What I am trying to get at is that we don't really know how many springs or summers we will get to garden, so if you want to grow something grow it without hesitation. Go with the creativity your mind finds while flicking though a plant catalogue and create your vision, whatever it may be, however wacky or fabulously flamboyant. Who cares what others think, if it makes you feel good, do it!

The dahlias at home are still going strong – the morning glory has been brilliant this year and I love planting them to grow up sunflowers and in between dahlias so its blooms open among their leaves like a glowing violet star.

The Bishop dahlias remain firm favourites. 'Bishop of Auckland' with its claret wine petals and honey yellow middle I have been loving all summer. Alas I only grew the one tuber – next year it will be at least 3! I am finding these to not only be the best choice for visiting bees and butterflie,s but are also seemingly less affected by leaf miner and dahlia viruses.
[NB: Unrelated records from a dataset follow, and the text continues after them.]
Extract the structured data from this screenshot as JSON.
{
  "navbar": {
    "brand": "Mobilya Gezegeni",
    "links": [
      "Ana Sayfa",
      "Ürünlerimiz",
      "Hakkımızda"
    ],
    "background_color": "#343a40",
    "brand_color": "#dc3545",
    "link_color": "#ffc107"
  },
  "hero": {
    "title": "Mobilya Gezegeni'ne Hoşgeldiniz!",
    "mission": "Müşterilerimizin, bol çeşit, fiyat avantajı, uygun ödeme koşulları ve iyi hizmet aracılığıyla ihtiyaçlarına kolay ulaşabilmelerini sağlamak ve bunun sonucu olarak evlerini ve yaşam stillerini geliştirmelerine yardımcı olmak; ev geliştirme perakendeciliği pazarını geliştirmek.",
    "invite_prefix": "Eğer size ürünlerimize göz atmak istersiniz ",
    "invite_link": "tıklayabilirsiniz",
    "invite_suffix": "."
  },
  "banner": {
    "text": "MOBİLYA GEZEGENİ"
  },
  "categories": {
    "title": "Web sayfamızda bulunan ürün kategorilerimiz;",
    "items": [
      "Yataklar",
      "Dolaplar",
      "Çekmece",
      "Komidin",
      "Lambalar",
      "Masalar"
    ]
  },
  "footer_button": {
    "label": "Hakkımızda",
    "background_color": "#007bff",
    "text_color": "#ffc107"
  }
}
That written, 'Happy Halloween' and a new but firm favourite this year 'Downham Royal' look beautiful, so (as I have mentioned in previous blog posts) pairing a few very choice doubles with single flowering types is a good compromise to really help out visiting pollinators.

Already I have visioned what our 2015 tulip display could be from this years gorgeous Sarah Raven Autumn catalogue. I am very taken with the Scented Tulip Collection and like the idea of our 3 main tubs leading to our door consisting of these. And in the centre of each, the glamourpuss of late spring, an Eremurus 'Cleopatra'. These beautiful yet notorious prima donnas of the plant world love sharp drainage. It will be the first time I have tried to grow them at home.

My current thought is to buy wide circular aquatic pond baskets. Into these I will set the octopus-like bulbs, mixing fresh potting compost with large amounts of grit and then sink them into the dolly tubs. Around their baskets the rest of the tub will be planted with tulips and a few alliums so we don't get a May time gap. It seems silly dreaming of spring 2015 when summer 2014 is still here, but it's essential for me to get planning so early!

Happy gardening and thanks for reading!